Aqueles de nós que pensavam que o sentimento humano simplesmente não poderia ser despertado nos corações da classe política australiana provaram-se errados: a situação das pessoas que se desculpam por um regime genocida finalmente os comoveu. Em breve irão desfrutar de toda a protecção que o Estado australiano pode oferecer enquanto caluniam, ameaçam e demitem os pró-palestinos.

E porque não o estado australiano age da mesma maneira. Tal como documentou o jornalista Michael West, os pró-palestinos que enfrentaram ameaças de morte, ataques incendiários e explosivos improvisados ​​colocados fora das suas casas tiveram de lutar para que os incidentes fossem investigados.

Para estes actos, não foram aprovadas leis no parlamento, não foram apresentadas mensagens oficiais de apoio de políticos preocupados, não foram criadas páginas de jornais de primeira página para suscitar simpatia. Basta imaginar a reacção caso a situação tivesse sido inversa para apreciar a extensão do duplo padrão.
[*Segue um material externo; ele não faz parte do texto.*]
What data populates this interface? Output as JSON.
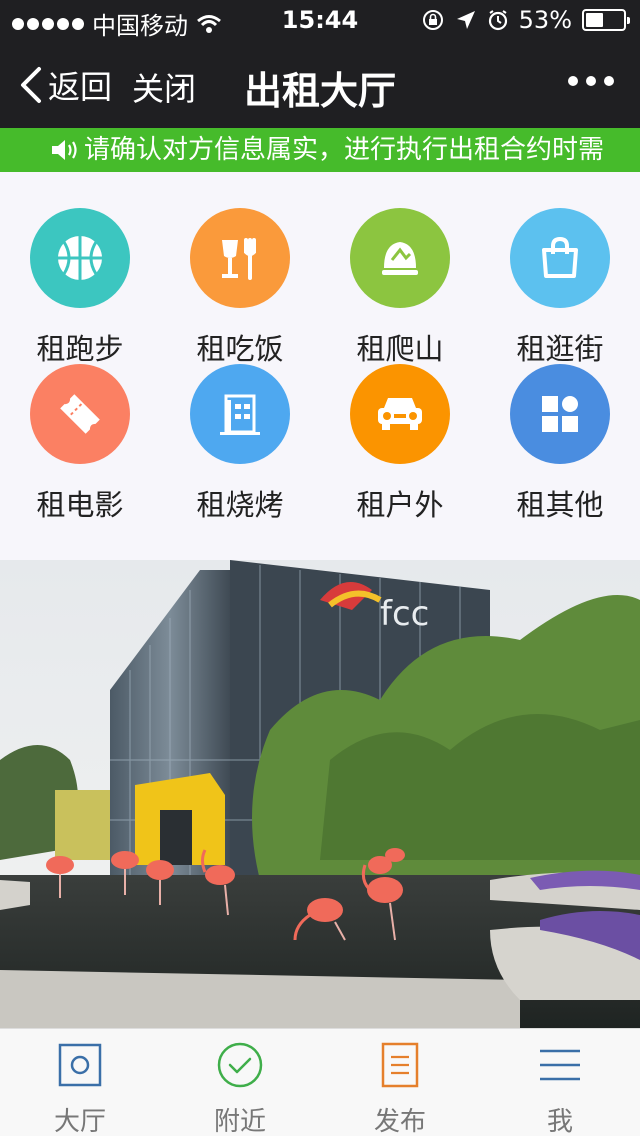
{
  "status_bar": {
    "carrier": "中国移动",
    "time": "15:44",
    "battery": "53%",
    "battery_level": 0.53
  },
  "nav": {
    "back_label": "返回",
    "close_label": "关闭",
    "title": "出租大厅"
  },
  "notice": {
    "text": "请确认对方信息属实，进行执行出租合约时需"
  },
  "categories": [
    {
      "label": "租跑步",
      "icon": "basketball-icon",
      "color": "#3cc6c0"
    },
    {
      "label": "租吃饭",
      "icon": "utensils-icon",
      "color": "#fa9a3b"
    },
    {
      "label": "租爬山",
      "icon": "mountain-icon",
      "color": "#8cc540"
    },
    {
      "label": "租逛街",
      "icon": "shopping-bag-icon",
      "color": "#5cc1ef"
    },
    {
      "label": "租电影",
      "icon": "ticket-icon",
      "color": "#fb8063"
    },
    {
      "label": "租烧烤",
      "icon": "building-icon",
      "color": "#4ea8f0"
    },
    {
      "label": "租户外",
      "icon": "car-icon",
      "color": "#fb9400"
    },
    {
      "label": "租其他",
      "icon": "grid-icon",
      "color": "#4a8de0"
    }
  ],
  "banner": {
    "sign_text": "fcc"
  },
  "tabs": [
    {
      "label": "大厅",
      "icon": "hall-icon"
    },
    {
      "label": "附近",
      "icon": "check-circle-icon"
    },
    {
      "label": "发布",
      "icon": "document-icon"
    },
    {
      "label": "我",
      "icon": "menu-icon"
    }
  ]
}
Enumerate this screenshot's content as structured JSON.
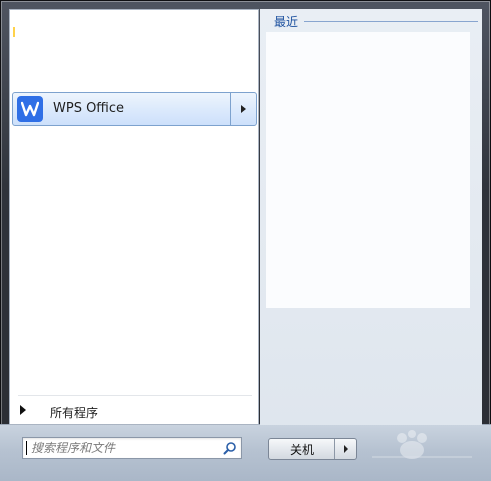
{
  "start_menu": {
    "pinned": {
      "items": [
        {
          "label": "WPS Office",
          "icon": "wps-office-icon"
        }
      ]
    },
    "all_programs_label": "所有程序",
    "recent": {
      "header": "最近",
      "items": []
    },
    "search": {
      "placeholder": "搜索程序和文件",
      "value": "",
      "icon": "search-icon"
    },
    "shutdown": {
      "label": "关机",
      "menu_icon": "chevron-right-icon"
    }
  },
  "colors": {
    "accent": "#2f6fe6",
    "recent_header": "#1a4f9e",
    "selection_border": "#7da2ce"
  }
}
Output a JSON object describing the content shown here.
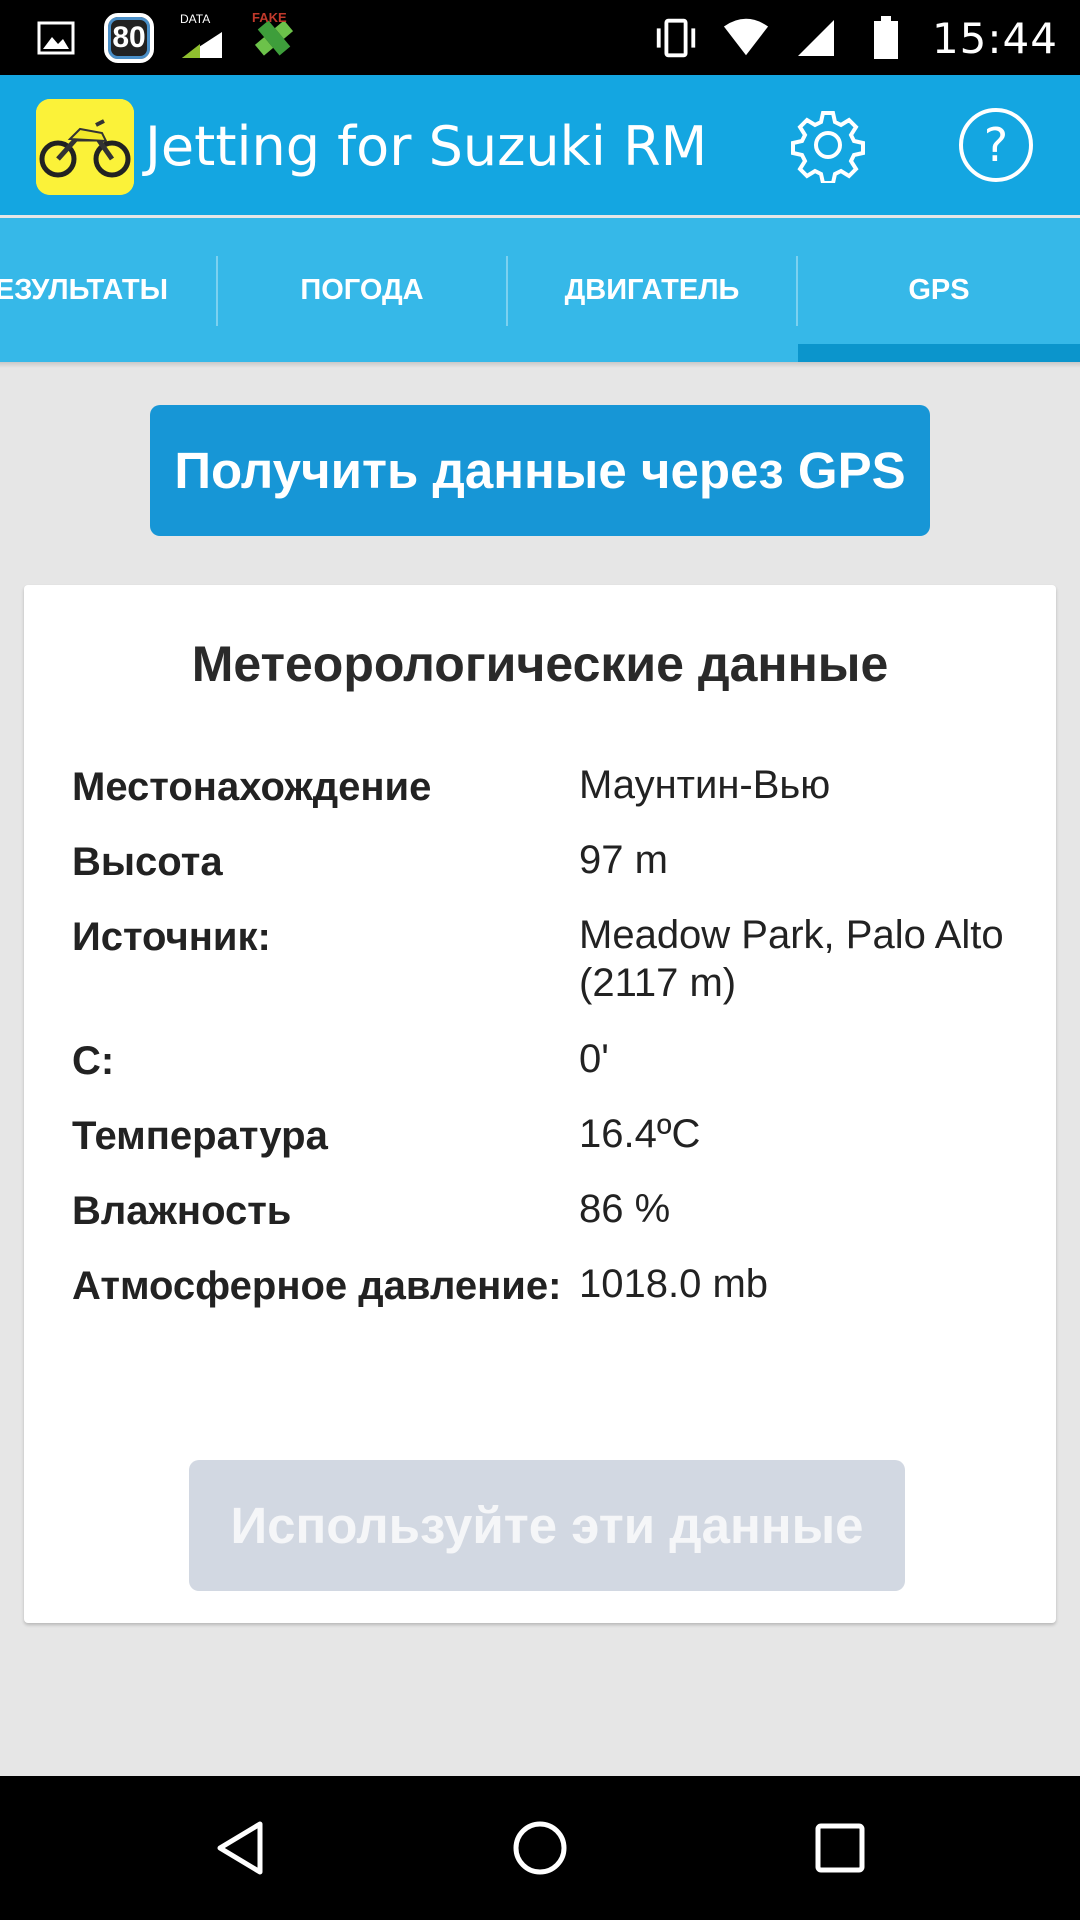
{
  "status_bar": {
    "time": "15:44",
    "left_icons": [
      "image-icon",
      "badge-80-icon",
      "data-icon",
      "fake-gps-icon"
    ],
    "badge_text": "80",
    "data_label": "DATA",
    "fake_label": "FAKE",
    "right_icons": [
      "vibrate-icon",
      "wifi-icon",
      "signal-icon",
      "battery-icon"
    ]
  },
  "app_bar": {
    "title": "Jetting for Suzuki RM",
    "settings_icon": "gear-icon",
    "help_icon": "help-icon",
    "help_glyph": "?"
  },
  "tabs": [
    {
      "label": "ЕЗУЛЬТАТЫ",
      "selected": false
    },
    {
      "label": "ПОГОДА",
      "selected": false
    },
    {
      "label": "ДВИГАТЕЛЬ",
      "selected": false
    },
    {
      "label": "GPS",
      "selected": true
    }
  ],
  "gps_button": {
    "label": "Получить данные через GPS"
  },
  "weather": {
    "title": "Метеорологические данные",
    "rows": [
      {
        "label": "Местонахождение",
        "value": "Маунтин-Вью"
      },
      {
        "label": "Высота",
        "value": "97 m"
      },
      {
        "label": "Источник:",
        "value": "Meadow Park, Palo Alto (2117 m)"
      },
      {
        "label": "С:",
        "value": "0'"
      },
      {
        "label": "Температура",
        "value": "16.4ºC"
      },
      {
        "label": "Влажность",
        "value": "86 %"
      },
      {
        "label": "Атмосферное давление:",
        "value": "1018.0 mb"
      }
    ]
  },
  "use_button": {
    "label": "Используйте эти данные",
    "enabled": false
  },
  "nav_bar": {
    "icons": [
      "back-icon",
      "home-icon",
      "recents-icon"
    ]
  },
  "colors": {
    "app_bar": "#14a6e1",
    "tab_bar": "#36b8e8",
    "tab_indicator": "#0b95cc",
    "primary_button": "#1796d6",
    "disabled_button": "#d2d8e2",
    "background": "#e6e6e6"
  }
}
A atmosfera que foi criada – que a conformidade com Israel e qualquer brutalidade que decida infligir aos palestinianos é inegociável – é nada menos que assustadora. Quanto piores os crimes dos nossos governantes, menos eles estão dispostos a tolerar a dissidência.

Só podemos esperar que em algum momento haja alguma justiça, que os criminosos sejam de alguma forma responsabilizados. Entretanto, temos o dever de levantar a voz, de protestar e de perturbar este sistema doente de todas as formas que pudermos.